At 0.94 seconds compared to 1.16, it's true that the mega-regex update is faster, running in 81% of the time of doing it in code. It is not, however a lot faster. And ye Gods, look at that update statement. Do you want to write that, or try to figure out what went wrong when Postgres complains that you dropped a parenthesis somewhere?
Code
The code used was:
def stupid_regex_replace
sql = Select.new
sql.select('id')
sql.select('t')
sql.for_update
sql.from(TABLE_NAME)
Cursor.new('foo', sql, {}, #db) do |cursor|
until (rows = cursor.fetch(100)).empty?
for row in rows
for regex, replacement in regexes
row['t'] = row['t'].gsub(regex, replacement)
end
end
sql = Update.new(TABLE_NAME, #db)
sql.set('t', row['t'])
sql.where(['id = %s', row['id']])
sql.exec
end
end
end
I generated the regular expressions dynamically by taking words from the file; for each word "foo", its regular expression was "\bfoo\b" and its replacement string was "FOO" (the word uppercased). I used words from the file to make sure that replacements did happen. I made the test program spit out the regex's so you can see them. Each pair is a regex and the corresponding replacement string:
[[/\bcommit\b/, "COMMIT"],
[/\b9acf10762b5f3d3b1b33ea07792a936a25e45010\b/,
"9ACF10762B5F3D3B1B33EA07792A936A25E45010"],
[/\bAuthor:\b/, "AUTHOR:"],
[/\bCarl\b/, "CARL"],
[/\bWorth\b/, "WORTH"],
[/\b<cworth#cworth.org>\b/, "<CWORTH#CWORTH.ORG>"],
[/\bDate:\b/, "DATE:"],
[/\bMon\b/, "MON"],
[/\bOct\b/, "OCT"],
[/\b26\b/, "26"],
[/\b04:53:13\b/, "04:53:13"],
[/\b2009\b/, "2009"],
[/\b-0700\b/, "-0700"],
[/\bUpdate\b/, "UPDATE"],
[/\bversion\b/, "VERSION"],
[/\bto\b/, "TO"],
[/\b2.9.1\b/, "2.9.1"],
[/\bcommit\b/, "COMMIT"],
[/\b61c89e56f361fa860f18985137d6bf53f48c16ac\b/,
"61C89E56F361FA860F18985137D6BF53F48C16AC"],
[/\bAuthor:\b/, "AUTHOR:"],
[/\bCarl\b/, "CARL"],
[/\bWorth\b/, "WORTH"],
[/\b<cworth#cworth.org>\b/, "<CWORTH#CWORTH.ORG>"],
[/\bDate:\b/, "DATE:"],
[/\bMon\b/, "MON"],
[/\bOct\b/, "OCT"],
[/\b26\b/, "26"],
[/\b04:51:58\b/, "04:51:58"],
[/\b2009\b/, "2009"],
[/\b-0700\b/, "-0700"],
[/\bNEWS:\b/, "NEWS:"],
[/\bAdd\b/, "ADD"],
[/\bnotes\b/, "NOTES"],
[/\bfor\b/, "FOR"],
[/\bthe\b/, "THE"],
[/\b2.9.1\b/, "2.9.1"],
[/\brelease.\b/, "RELEASE."],
[/\bThanks\b/, "THANKS"],
[/\bto\b/, "TO"],
[/\beveryone\b/, "EVERYONE"],
[/\bfor\b/, "FOR"]]
If this were a hand-generated list of regex's, and not automatically generated, my question is still appropriate: Which would you rather have to create or maintain?

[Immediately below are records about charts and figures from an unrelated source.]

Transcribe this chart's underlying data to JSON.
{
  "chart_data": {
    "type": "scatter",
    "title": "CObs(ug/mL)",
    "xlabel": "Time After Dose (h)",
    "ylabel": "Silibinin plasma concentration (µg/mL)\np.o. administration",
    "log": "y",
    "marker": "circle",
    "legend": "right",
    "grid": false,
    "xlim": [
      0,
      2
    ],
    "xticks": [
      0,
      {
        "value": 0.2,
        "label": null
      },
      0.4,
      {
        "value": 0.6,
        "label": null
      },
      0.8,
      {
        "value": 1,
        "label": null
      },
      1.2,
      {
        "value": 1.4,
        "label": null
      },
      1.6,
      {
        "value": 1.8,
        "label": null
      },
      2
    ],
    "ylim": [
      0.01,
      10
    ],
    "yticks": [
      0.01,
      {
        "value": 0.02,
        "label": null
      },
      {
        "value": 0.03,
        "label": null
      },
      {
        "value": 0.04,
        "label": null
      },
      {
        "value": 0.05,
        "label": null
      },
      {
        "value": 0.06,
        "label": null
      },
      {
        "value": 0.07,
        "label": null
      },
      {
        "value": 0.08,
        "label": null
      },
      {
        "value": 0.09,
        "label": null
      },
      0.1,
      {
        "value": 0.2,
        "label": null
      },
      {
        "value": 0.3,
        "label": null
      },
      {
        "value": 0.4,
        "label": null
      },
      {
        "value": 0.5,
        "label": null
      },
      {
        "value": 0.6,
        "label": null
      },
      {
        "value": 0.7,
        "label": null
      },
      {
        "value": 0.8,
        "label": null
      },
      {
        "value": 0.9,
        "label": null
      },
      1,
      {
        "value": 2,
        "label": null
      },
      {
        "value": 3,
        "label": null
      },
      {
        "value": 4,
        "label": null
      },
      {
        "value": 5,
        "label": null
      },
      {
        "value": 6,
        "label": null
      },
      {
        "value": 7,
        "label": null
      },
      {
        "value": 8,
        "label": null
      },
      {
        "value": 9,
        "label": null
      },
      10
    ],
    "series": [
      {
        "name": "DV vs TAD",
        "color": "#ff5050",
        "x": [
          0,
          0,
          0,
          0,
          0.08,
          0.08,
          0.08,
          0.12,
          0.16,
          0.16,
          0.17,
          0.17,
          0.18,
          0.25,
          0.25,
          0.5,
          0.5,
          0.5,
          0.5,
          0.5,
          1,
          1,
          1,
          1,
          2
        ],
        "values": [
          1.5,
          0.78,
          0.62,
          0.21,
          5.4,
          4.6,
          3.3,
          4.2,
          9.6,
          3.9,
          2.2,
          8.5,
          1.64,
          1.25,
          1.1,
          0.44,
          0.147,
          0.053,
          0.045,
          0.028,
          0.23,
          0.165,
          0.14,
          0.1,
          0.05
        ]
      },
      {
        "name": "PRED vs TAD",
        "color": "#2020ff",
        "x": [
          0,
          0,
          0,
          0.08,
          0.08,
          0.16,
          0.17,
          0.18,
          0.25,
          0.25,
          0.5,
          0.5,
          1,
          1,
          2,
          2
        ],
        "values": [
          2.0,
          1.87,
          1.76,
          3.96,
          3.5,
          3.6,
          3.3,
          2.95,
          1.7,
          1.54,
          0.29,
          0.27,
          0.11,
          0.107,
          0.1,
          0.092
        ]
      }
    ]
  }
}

For the skip update, look at suppress_redundant_updates - see http://www.postgresql.org/docs/8.4/static/functions-trigger.html.
This is not necessarily a win - but it might well be in your case.
Or perhaps you can just add that implicit check as an explicit one?